Woodside 60% (operator): Several cyclones caused unplanned outages earlier in the year with extended reconnection delays providing opportunity for remediation activities. Nonetheless Vincent production rose to 2.8 MMbbls (1H 2011: 1.5 MMbbls), largely due to the successful start-up of the VNB-H7 infill well in May 2012, coupled with production from two infill wells previously brought online in September 2011. With the start-up of the VNB-H7 infill well, a monthly production record was achieved at Vincent during May.
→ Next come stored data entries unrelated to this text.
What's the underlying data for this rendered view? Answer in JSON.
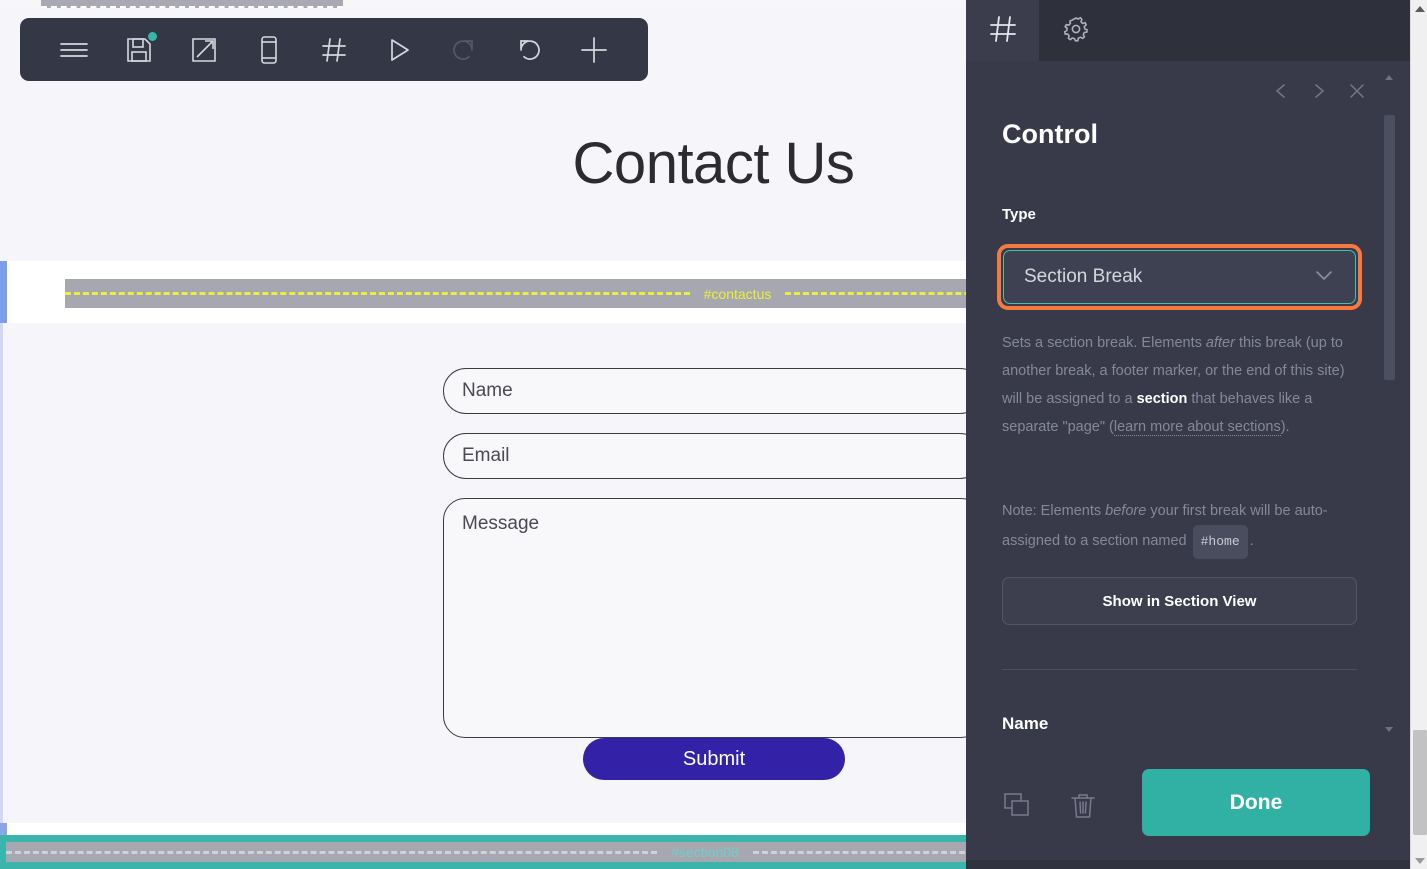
{
  "toolbar": {
    "items": [
      {
        "name": "menu-icon",
        "label": "Menu",
        "badge": false,
        "dim": false
      },
      {
        "name": "save-icon",
        "label": "Save",
        "badge": true,
        "dim": false
      },
      {
        "name": "preview-icon",
        "label": "Preview",
        "badge": false,
        "dim": false
      },
      {
        "name": "mobile-view-icon",
        "label": "Mobile",
        "badge": false,
        "dim": false
      },
      {
        "name": "section-icon",
        "label": "Sections",
        "badge": false,
        "dim": false
      },
      {
        "name": "play-icon",
        "label": "Play",
        "badge": false,
        "dim": false
      },
      {
        "name": "redo-icon",
        "label": "Redo",
        "badge": false,
        "dim": true
      },
      {
        "name": "undo-icon",
        "label": "Undo",
        "badge": false,
        "dim": false
      },
      {
        "name": "add-icon",
        "label": "Add",
        "badge": false,
        "dim": false
      }
    ]
  },
  "canvas": {
    "hero_title": "Contact Us",
    "form": {
      "name_placeholder": "Name",
      "email_placeholder": "Email",
      "message_placeholder": "Message",
      "submit_label": "Submit"
    },
    "markers": [
      {
        "id": "contactus",
        "label": "#contactus",
        "color": "#eded3d",
        "band": "#a7a7b1"
      },
      {
        "id": "section08",
        "label": "#section08",
        "color": "#6fd0c6",
        "band": "#3bb5ac"
      }
    ]
  },
  "panel": {
    "tabs": [
      {
        "id": "sections",
        "icon": "hash-icon",
        "active": true
      },
      {
        "id": "settings",
        "icon": "gear-icon",
        "active": false
      }
    ],
    "nav": {
      "prev": "chevron-left-icon",
      "next": "chevron-right-icon",
      "close": "close-icon"
    },
    "title": "Control",
    "type_label": "Type",
    "type_value": "Section Break",
    "type_options": [
      "Section Break"
    ],
    "description": {
      "p1_a": "Sets a section break. Elements ",
      "p1_em": "after",
      "p1_b": " this break (up to another break, a footer marker, or the end of this site) will be assigned to a ",
      "p1_strong": "section",
      "p1_c": " that behaves like a separate \"page\" (",
      "p1_link": "learn more about sections",
      "p1_d": ")."
    },
    "note": {
      "n_a": "Note: Elements ",
      "n_em": "before",
      "n_b": " your first break will be auto-assigned to a section named ",
      "n_code": "#home",
      "n_c": "."
    },
    "section_view_label": "Show in Section View",
    "name_label": "Name",
    "footer": {
      "duplicate_icon": "copy-icon",
      "delete_icon": "trash-icon",
      "done_label": "Done"
    }
  },
  "colors": {
    "panel_bg": "#383a49",
    "tabbar_bg": "#2e303c",
    "accent_teal": "#31b0a4",
    "highlight_orange": "#f47a42",
    "select_border_teal": "#46bfae",
    "submit_violet": "#3321a8",
    "marker_yellow": "#eded3d",
    "marker_teal": "#3bb5ac"
  }
}
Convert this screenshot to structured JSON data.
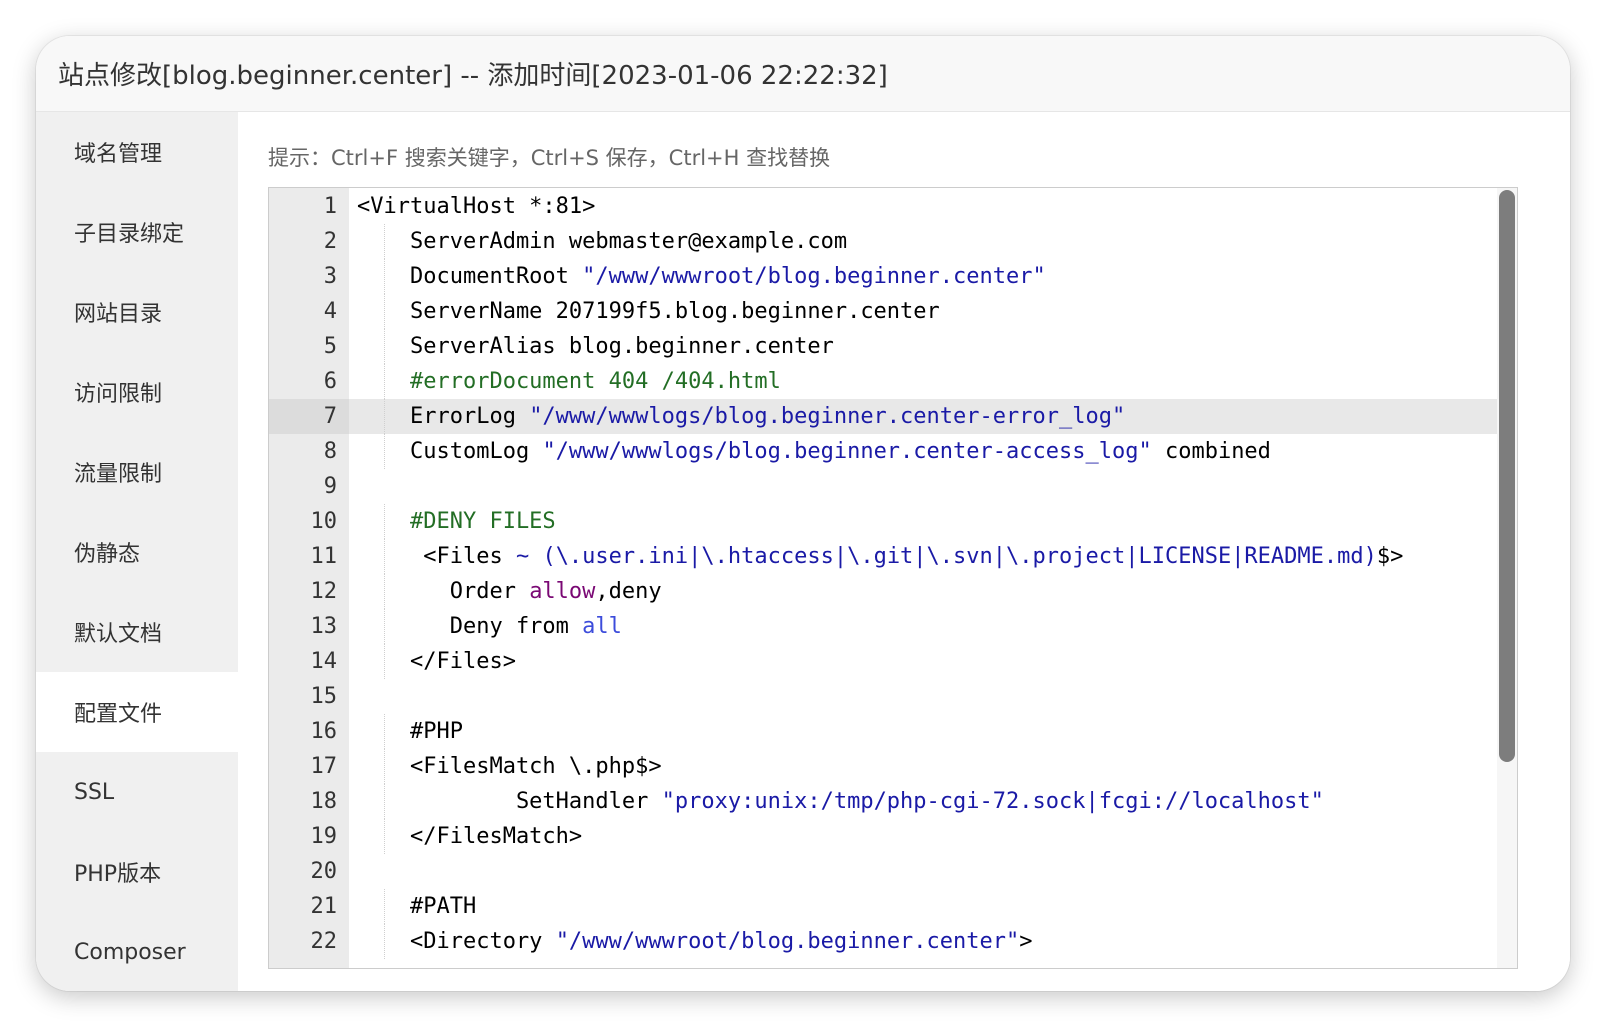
{
  "dialog": {
    "title": "站点修改[blog.beginner.center] -- 添加时间[2023-01-06 22:22:32]"
  },
  "sidebar": {
    "items": [
      {
        "label": "域名管理"
      },
      {
        "label": "子目录绑定"
      },
      {
        "label": "网站目录"
      },
      {
        "label": "访问限制"
      },
      {
        "label": "流量限制"
      },
      {
        "label": "伪静态"
      },
      {
        "label": "默认文档"
      },
      {
        "label": "配置文件",
        "active": true
      },
      {
        "label": "SSL"
      },
      {
        "label": "PHP版本"
      },
      {
        "label": "Composer"
      }
    ]
  },
  "hint": "提示：Ctrl+F 搜索关键字，Ctrl+S 保存，Ctrl+H 查找替换",
  "editor": {
    "active_line": 7,
    "lines": [
      {
        "n": "1",
        "segs": [
          {
            "t": "<VirtualHost *:81>"
          }
        ]
      },
      {
        "n": "2",
        "segs": [
          {
            "t": "    ServerAdmin webmaster@example.com"
          }
        ]
      },
      {
        "n": "3",
        "segs": [
          {
            "t": "    DocumentRoot "
          },
          {
            "t": "\"/www/wwwroot/blog.beginner.center\"",
            "c": "s-str"
          }
        ]
      },
      {
        "n": "4",
        "segs": [
          {
            "t": "    ServerName 207199f5.blog.beginner.center"
          }
        ]
      },
      {
        "n": "5",
        "segs": [
          {
            "t": "    ServerAlias blog.beginner.center"
          }
        ]
      },
      {
        "n": "6",
        "segs": [
          {
            "t": "    #errorDocument 404 /404.html",
            "c": "s-com"
          }
        ]
      },
      {
        "n": "7",
        "segs": [
          {
            "t": "    ErrorLog "
          },
          {
            "t": "\"/www/wwwlogs/blog.beginner.center-error_log\"",
            "c": "s-str"
          }
        ]
      },
      {
        "n": "8",
        "segs": [
          {
            "t": "    CustomLog "
          },
          {
            "t": "\"/www/wwwlogs/blog.beginner.center-access_log\"",
            "c": "s-str"
          },
          {
            "t": " combined"
          }
        ]
      },
      {
        "n": "9",
        "segs": [
          {
            "t": ""
          }
        ]
      },
      {
        "n": "10",
        "segs": [
          {
            "t": "    #DENY FILES",
            "c": "s-com"
          }
        ]
      },
      {
        "n": "11",
        "segs": [
          {
            "t": "     <Files "
          },
          {
            "t": "~ (\\.user.ini|\\.htaccess|\\.git|\\.svn|\\.project|LICENSE|README.md)",
            "c": "s-str"
          },
          {
            "t": "$>"
          }
        ]
      },
      {
        "n": "12",
        "segs": [
          {
            "t": "       Order "
          },
          {
            "t": "allow",
            "c": "s-kw"
          },
          {
            "t": ",deny"
          }
        ]
      },
      {
        "n": "13",
        "segs": [
          {
            "t": "       Deny from "
          },
          {
            "t": "all",
            "c": "s-kw2"
          }
        ]
      },
      {
        "n": "14",
        "segs": [
          {
            "t": "    </Files>"
          }
        ]
      },
      {
        "n": "15",
        "segs": [
          {
            "t": ""
          }
        ]
      },
      {
        "n": "16",
        "segs": [
          {
            "t": "    #PHP"
          }
        ]
      },
      {
        "n": "17",
        "segs": [
          {
            "t": "    <FilesMatch \\.php$>"
          }
        ]
      },
      {
        "n": "18",
        "segs": [
          {
            "t": "            SetHandler "
          },
          {
            "t": "\"proxy:unix:/tmp/php-cgi-72.sock|fcgi://localhost\"",
            "c": "s-str"
          }
        ]
      },
      {
        "n": "19",
        "segs": [
          {
            "t": "    </FilesMatch>"
          }
        ]
      },
      {
        "n": "20",
        "segs": [
          {
            "t": ""
          }
        ]
      },
      {
        "n": "21",
        "segs": [
          {
            "t": "    #PATH"
          }
        ]
      },
      {
        "n": "22",
        "segs": [
          {
            "t": "    <Directory "
          },
          {
            "t": "\"/www/wwwroot/blog.beginner.center\"",
            "c": "s-str"
          },
          {
            "t": ">"
          }
        ]
      }
    ]
  }
}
Following the purchase of the Ngujima-Yin FPSO (December 2011) and the expected completion of handover in September 2012, ongoing integrity and reliability improvements are planned. The acquisition has facilitated plans to extend the field life at Vincent and to further progress the reliability and availability of the vessel. To implement these improvements it is anticipated that the FPSO will be taken offline for up to five months in 1H 2013.
“The sale to MIMI signals a very positive step in the development of Browse, and underscores the value of this world-class resource,” Mr Coleman said.
“Woodside remains focused on the efficient and timely development of our growth projects. We operate in a global industry and we must ensure our cost base remains competitive to maintain the strength of our company. We will continue to exercise this same discipline in pursuing complementary global opportunities.
“With regard to Pluto expansion, the current phase of exploration drilling to support additional trains has concluded without discovering the volume of commercial gas that is required to endorse a final investment decision at this point in time. Therefore a break in the drill program is required to allow a thorough evaluation of the well results and to rebuild the exploration portfolio. Nonetheless, discussions with other resource owners regarding potential Pluto expansion are active and are expected to continue through 2013,” Mr Coleman said.